The most important one we see today is recycling nuclear waste. We can take waste from existing reactors, chemically separate out the isotopes and recycle most of it. The vast majority of that has huge energy content, which can go back into the reactor. It’s something we plan to do very soon, let’s say in the next five years.
But then there’s another problem. Even after you recycle all the waste, there are radioisotopes that just have very long half-lives – one thousand to one million years or even more – that aren’t useful for anything and are difficult or impossible to dispose of. This is where fusion comes in. The transmutation process can turn them into short-lived or even stable isotopes of value. So the next step for fusion is to scale it to that, by which point we’ll be getting pretty close to power generation.
LW:
And how big could these markets be?
GP:
The nuclear waste market is already worth tens of billions of dollars, and those involved can’t do the things we’re planning. So we can grow that opportunity. And then moving into energy, that’s exciting to investors as it has a multi-trillion-dollar total addressable market. It’s also exciting to me because of what it means: fusion power won’t solve all our social problems, but it’s a powerful tool that will allow humanity to do things on a massive scale. It’s going to be one of the most exciting markets to be in for centuries, in my opinion.
LW:
So the critical point is that you need lots of capital reinvestment and learnings from other activities to profitably bring nuclear fusion power to the masses.
GP:
Yes.

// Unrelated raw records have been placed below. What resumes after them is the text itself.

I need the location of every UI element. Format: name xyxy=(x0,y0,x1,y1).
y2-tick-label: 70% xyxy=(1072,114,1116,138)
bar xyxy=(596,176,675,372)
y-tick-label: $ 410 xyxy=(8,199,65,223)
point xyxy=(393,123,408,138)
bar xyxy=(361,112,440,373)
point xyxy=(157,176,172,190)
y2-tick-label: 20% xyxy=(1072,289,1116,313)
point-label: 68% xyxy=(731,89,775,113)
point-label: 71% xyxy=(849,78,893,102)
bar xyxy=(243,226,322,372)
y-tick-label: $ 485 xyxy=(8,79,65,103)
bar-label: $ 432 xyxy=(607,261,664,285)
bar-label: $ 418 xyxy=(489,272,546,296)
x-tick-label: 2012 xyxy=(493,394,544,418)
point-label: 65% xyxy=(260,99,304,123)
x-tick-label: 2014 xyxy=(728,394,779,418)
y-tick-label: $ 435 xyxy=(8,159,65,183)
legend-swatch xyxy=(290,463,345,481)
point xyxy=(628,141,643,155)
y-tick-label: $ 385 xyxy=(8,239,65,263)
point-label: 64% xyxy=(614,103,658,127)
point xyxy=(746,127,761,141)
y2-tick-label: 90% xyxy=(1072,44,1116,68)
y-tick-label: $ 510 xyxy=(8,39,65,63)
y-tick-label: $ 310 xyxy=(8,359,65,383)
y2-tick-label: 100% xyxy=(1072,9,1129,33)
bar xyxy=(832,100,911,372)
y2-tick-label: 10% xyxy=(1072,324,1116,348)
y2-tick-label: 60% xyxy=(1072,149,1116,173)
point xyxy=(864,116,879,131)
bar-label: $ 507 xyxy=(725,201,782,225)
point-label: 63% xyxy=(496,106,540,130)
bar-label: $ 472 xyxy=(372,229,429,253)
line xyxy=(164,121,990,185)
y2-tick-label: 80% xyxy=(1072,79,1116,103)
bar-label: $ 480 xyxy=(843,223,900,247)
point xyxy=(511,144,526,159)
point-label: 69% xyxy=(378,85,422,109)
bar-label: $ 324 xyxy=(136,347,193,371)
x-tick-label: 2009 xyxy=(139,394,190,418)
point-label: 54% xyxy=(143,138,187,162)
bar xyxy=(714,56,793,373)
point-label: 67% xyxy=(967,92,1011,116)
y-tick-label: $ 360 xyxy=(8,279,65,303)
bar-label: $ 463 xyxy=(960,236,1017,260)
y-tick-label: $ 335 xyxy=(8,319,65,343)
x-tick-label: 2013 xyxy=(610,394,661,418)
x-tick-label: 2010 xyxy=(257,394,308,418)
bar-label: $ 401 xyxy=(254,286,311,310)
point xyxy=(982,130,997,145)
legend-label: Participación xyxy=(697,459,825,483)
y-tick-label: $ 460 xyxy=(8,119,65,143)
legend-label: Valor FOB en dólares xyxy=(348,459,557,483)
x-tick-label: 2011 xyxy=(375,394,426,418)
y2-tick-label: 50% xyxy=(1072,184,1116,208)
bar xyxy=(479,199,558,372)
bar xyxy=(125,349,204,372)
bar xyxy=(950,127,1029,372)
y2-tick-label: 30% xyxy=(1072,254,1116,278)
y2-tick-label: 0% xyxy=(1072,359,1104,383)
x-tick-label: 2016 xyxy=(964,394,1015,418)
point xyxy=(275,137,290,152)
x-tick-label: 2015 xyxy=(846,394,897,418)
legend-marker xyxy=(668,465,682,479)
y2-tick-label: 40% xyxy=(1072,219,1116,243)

Commercialising fusion power will require huge amounts of capital over long periods of time. In the near term, it’s got to be billions of dollars per year. And it’s probably tens of billions per year as you scale up.
It will take maybe 20-plus years until we have something that looks like a viable power plant. But SHINE will be making money in the meantime. And we won’t just be doing science for science’s sake. We’re building a truly durable and sustainable company that’s making products while we make those investments.